A Administração Pública tem buscado a incorporação de Programas de Integridade nos sistemas de organizações que mantêm relações com o Estado.
O Programa de Integridade consiste de um conjunto de procedimentos para tornar efetiva a aplicação de diretrizes, políticas e códigos alinhados com padrões éticos, visando detectar e sanar desvios, fraudes, irregularidades e atos ilícitos praticados contra a administração pública.
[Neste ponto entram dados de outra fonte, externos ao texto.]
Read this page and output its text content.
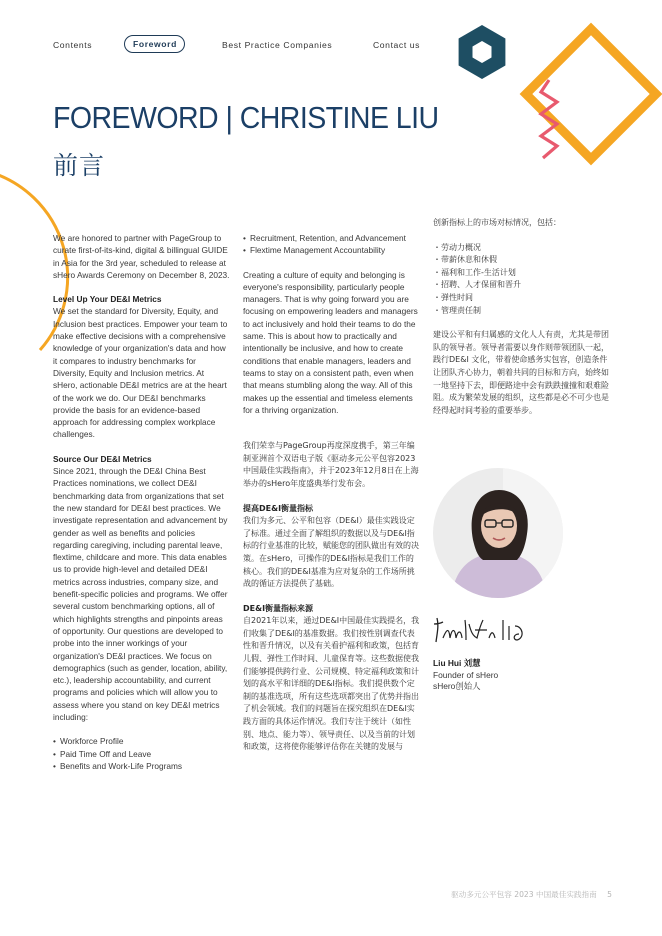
Contents	Foreword	Best Practice Companies	Contact us
FOREWORD | CHRISTINE LIU
前言

We are honored to partner with PageGroup to curate first-of-its-kind, digital & billingual GUIDE in Asia for the 3rd year, scheduled to release at sHero Awards Ceremony on December 8, 2023.

Level Up Your DE&I Metrics

We set the standard for Diversity, Equity, and Inclusion best practices. Empower your team to make effective decisions with a comprehensive knowledge of your organization's data and how it compares to industry benchmarks for Diversity, Equity and Inclusion metrics. At sHero, actionable DE&I metrics are at the heart of the work we do. Our DE&I benchmarks provide the basis for an evidence-based approach for addressing complex workplace challenges.

Source Our DE&I Metrics

Since 2021, through the DE&I China Best Practices nominations, we collect DE&I benchmarking data from organizations that set the new standard for DE&I best practices. We investigate representation and advancement by gender as well as benefits and policies regarding caregiving, including parental leave, flextime, childcare and more. This data enables us to provide high-level and detailed DE&I metrics across industries, company size, and benefit-specific policies and programs. We offer several custom benchmarking options, all of which highlights strengths and pinpoints areas of opportunity. Our questions are developed to probe into the inner workings of your organization's DE&I practices. We focus on demographics (such as gender, location, ability, etc.), leadership accountability, and current programs and policies which will allow you to assess where you stand on key DE&I metrics including:

• Workforce Profile
• Paid Time Off and Leave
• Benefits and Work-Life Programs
• Recruitment, Retention, and Advancement
• Flextime Management Accountability

Creating a culture of equity and belonging is everyone's responsibility, particularly people managers. That is why going forward you are focusing on empowering leaders and managers to act inclusively and hold their teams to do the same. This is about how to practically and intentionally be inclusive, and how to create conditions that enable managers, leaders and teams to stay on a consistent path, even when that means stumbling along the way. All of this makes up the essential and timeless elements for a thriving organization.

我们荣幸与PageGroup再度深度携手，第三年编制亚洲首个双语电子版《驱动多元公平包容2023中国最佳实践指南》，并于2023年12月8日在上海举办的sHero年度盛典举行发布会。

提高DE&I衡量指标

我们为多元、公平和包容（DE&I）最佳实践设定了标准。通过全面了解组织的数据以及与DE&I指标的行业基准的比较，赋能您的团队做出有效的决策。在sHero，可操作的DE&I指标是我们工作的核心。我们的DE&I基准为应对复杂的工作场所挑战的循证方法提供了基础。

DE&I衡量指标来源

自2021年以来，通过DE&I中国最佳实践提名，我们收集了DE&I的基准数据。我们按性别调查代表性和晋升情况，以及有关看护福利和政策，包括育儿假、弹性工作时间、儿童保育等。这些数据使我们能够提供跨行业、公司规模、特定福利政策和计划的高水平和详细的DE&I指标。我们提供数个定制的基准选项，所有这些选项都突出了优势并指出了机会领域。我们的问题旨在探究组织在DE&I实践方面的具体运作情况。我们专注于统计（如性别、地点、能力等）、领导责任、以及当前的计划和政策，这将使你能够评估你在关键的发展与

创新指标上的市场对标情况，包括：

・劳动力概况
・带薪休息和休假
・福利和工作-生活计划
・招聘、人才保留和晋升
・弹性时间
・管理责任制

建设公平和有归属感的文化人人有责，尤其是带团队的领导者。领导者需要以身作则带领团队一起，践行DE&I 文化，带着使命感务实包容，创造条件让团队齐心协力，朝着共同的目标和方向，始终如一地坚持下去，即便路途中会有跌跌撞撞和艰难险阻。成为繁荣发展的组织，这些都是必不可少也是经得起时间考验的重要举步。

Liu Hui 刘慧
Founder of sHero
sHero创始人
驱动多元公平包容 2023 中国最佳实践指南 5
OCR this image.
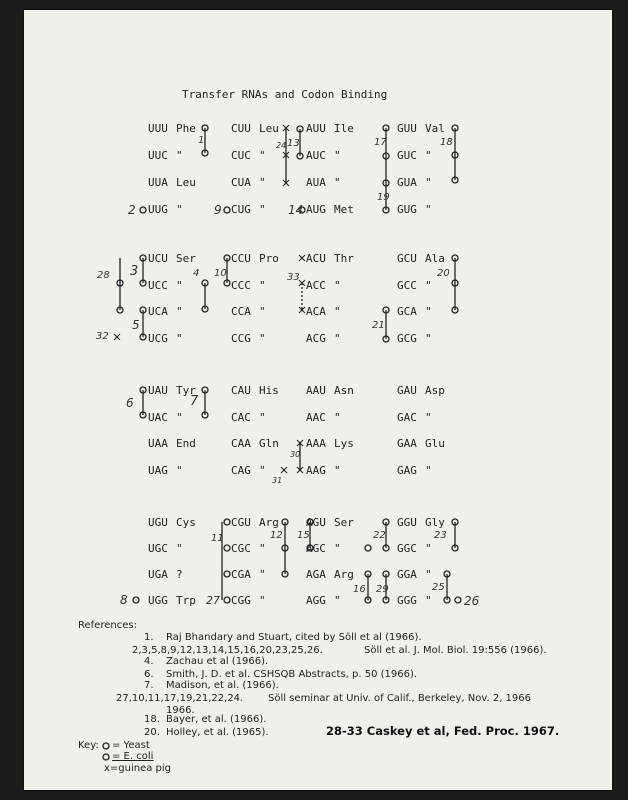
Transfer RNAs and Codon Binding
UUU Phe	CUU Leu AUU Ile	GUU Val
UUC "	CUC "	AUC "	GUC "
UUA Leu	CUA "	AUA "	GUA "
UUG "	CUG "	AUG Met	GUG "
UCU Ser	CCU Pro ACU Thr	GCU Ala
UCC "	CCC "	ACC "	GCC "
UCA "	CCA "	ACA "	GCA "
UCG "	CCG "	ACG "	GCG "
UAU Tyr	CAU His AAU Asn	GAU Asp
UAC "	CAC "	AAC "	GAC "
UAA End	CAA Gln AAA Lys	GAA Glu
UAG "	CAG "	AAG "	GAG "
UGU Cys	CGU Arg AGU Ser	GGU Gly
UGC "	CGC "	AGC "	GGC "
UGA ?	CGA "	AGA Arg	GGA "
UGG Trp	CGG "	AGG "	GGG "
1	24 13	17	18
2	9	14
19
28 3	4 10	33	20
5	21
32
6	7
30
31
11	12 15	22	23
16 29	25
8	27	26
References:
1. Raj Bhandary and Stuart, cited by Söll et al (1966).
2,3,5,8,9,12,13,14,15,16,20,23,25,26.	Söll et al. J. Mol. Biol. 19:556 (1966).
4. Zachau et al (1966).
6. Smith, J. D. et al. CSHSQB Abstracts, p. 50 (1966).
7. Madison, et al. (1966).
27,10,11,17,19,21,22,24. Söll seminar at Univ. of Calif., Berkeley, Nov. 2, 1966
1966.
18. Bayer, et al. (1966).
20. Holley, et al. (1965).	28-33 Caskey et al, Fed. Proc. 1967.
Key: = Yeast
= E. coli
x=guinea pig
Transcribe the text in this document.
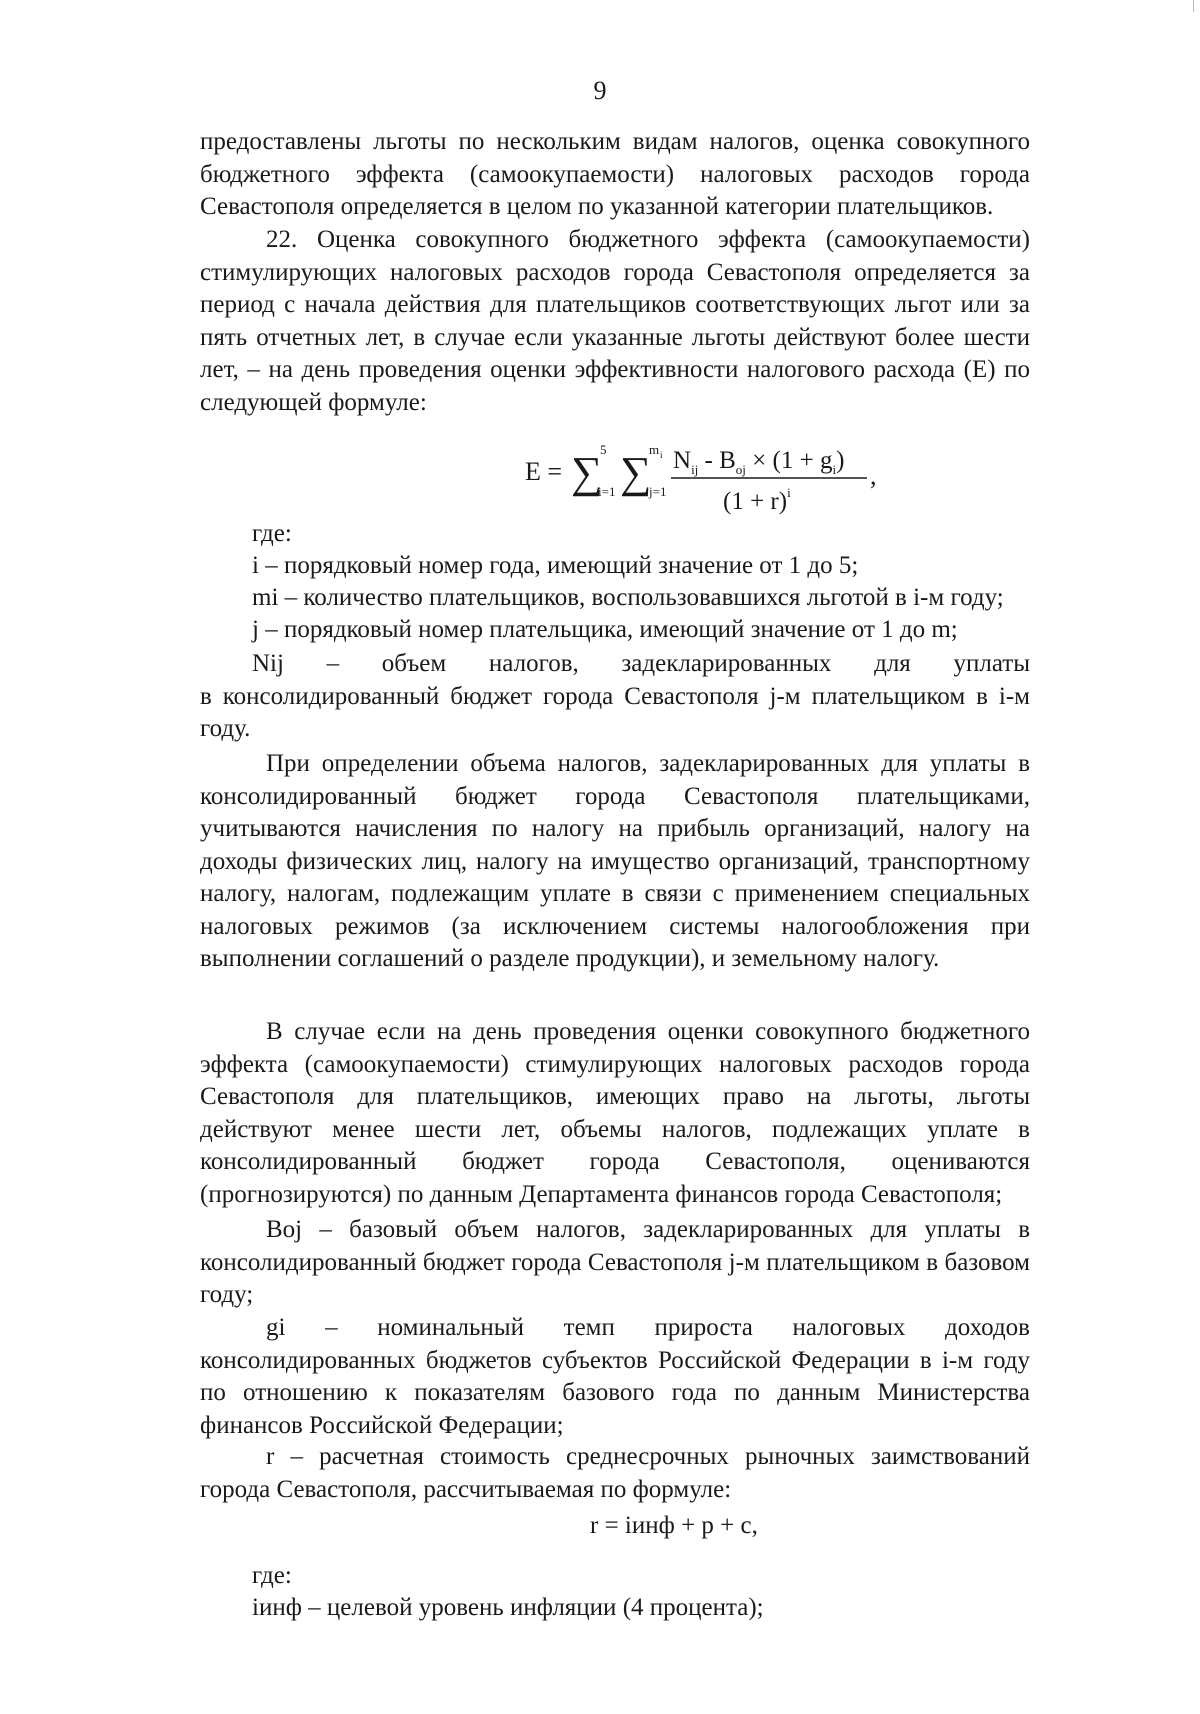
9

предоставлены льготы по нескольким видам налогов, оценка совокупного бюджетного эффекта (самоокупаемости) налоговых расходов города Севастополя определяется в целом по указанной категории плательщиков.

22. Оценка совокупного бюджетного эффекта (самоокупаемости) стимулирующих налоговых расходов города Севастополя определяется за период с начала действия для плательщиков соответствующих льгот или за пять отчетных лет, в случае если указанные льготы действуют более шести лет, – на день проведения оценки эффективности налогового расхода (E) по следующей формуле:

E = ∑
5
i=1 ∑
m i
j=1
$N_{ij} - B_{oj} \times (1 + g_i)$
$(1 + r)^i$
,

где:

i – порядковый номер года, имеющий значение от 1 до 5;

mi – количество плательщиков, воспользовавшихся льготой в i-м году;

j – порядковый номер плательщика, имеющий значение от 1 до m;

Nij – объем налогов, задекларированных для уплаты

в консолидированный бюджет города Севастополя j-м плательщиком в i-м году.

При определении объема налогов, задекларированных для уплаты в консолидированный бюджет города Севастополя плательщиками, учитываются начисления по налогу на прибыль организаций, налогу на доходы физических лиц, налогу на имущество организаций, транспортному налогу, налогам, подлежащим уплате в связи с применением специальных налоговых режимов (за исключением системы налогообложения при выполнении соглашений о разделе продукции), и земельному налогу.

В случае если на день проведения оценки совокупного бюджетного эффекта (самоокупаемости) стимулирующих налоговых расходов города Севастополя для плательщиков, имеющих право на льготы, льготы действуют менее шести лет, объемы налогов, подлежащих уплате в консолидированный бюджет города Севастополя, оцениваются (прогнозируются) по данным Департамента финансов города Севастополя;

Boj – базовый объем налогов, задекларированных для уплаты в консолидированный бюджет города Севастополя j-м плательщиком в базовом году;

gi – номинальный темп прироста налоговых доходов консолидированных бюджетов субъектов Российской Федерации в i-м году по отношению к показателям базового года по данным Министерства финансов Российской Федерации;

r – расчетная стоимость среднесрочных рыночных заимствований города Севастополя, рассчитываемая по формуле:

r = iинф + p + c,

где:

iинф – целевой уровень инфляции (4 процента);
Nesse sentido se destacam os seguintes dispositivos já em vigor:
- a) Lei do Estado do Rio de Janeiro no753 de 17/10/2017 que dispõe sobre a instituição do Programa de Integridade nas empresas que contratarem com a administração pública do Estado do Rio de Janeiro;
- b) Decreto nº 9.203 de 2017, bem como a Portaria nº 1.089, de 2018, do Ministério da Transparência e Controladoria-Geral da União que determina que os órgãos e as entidades da administração direta, autárquica e fundacional deverão instituir programas de integridade para a gestão de suas atividades.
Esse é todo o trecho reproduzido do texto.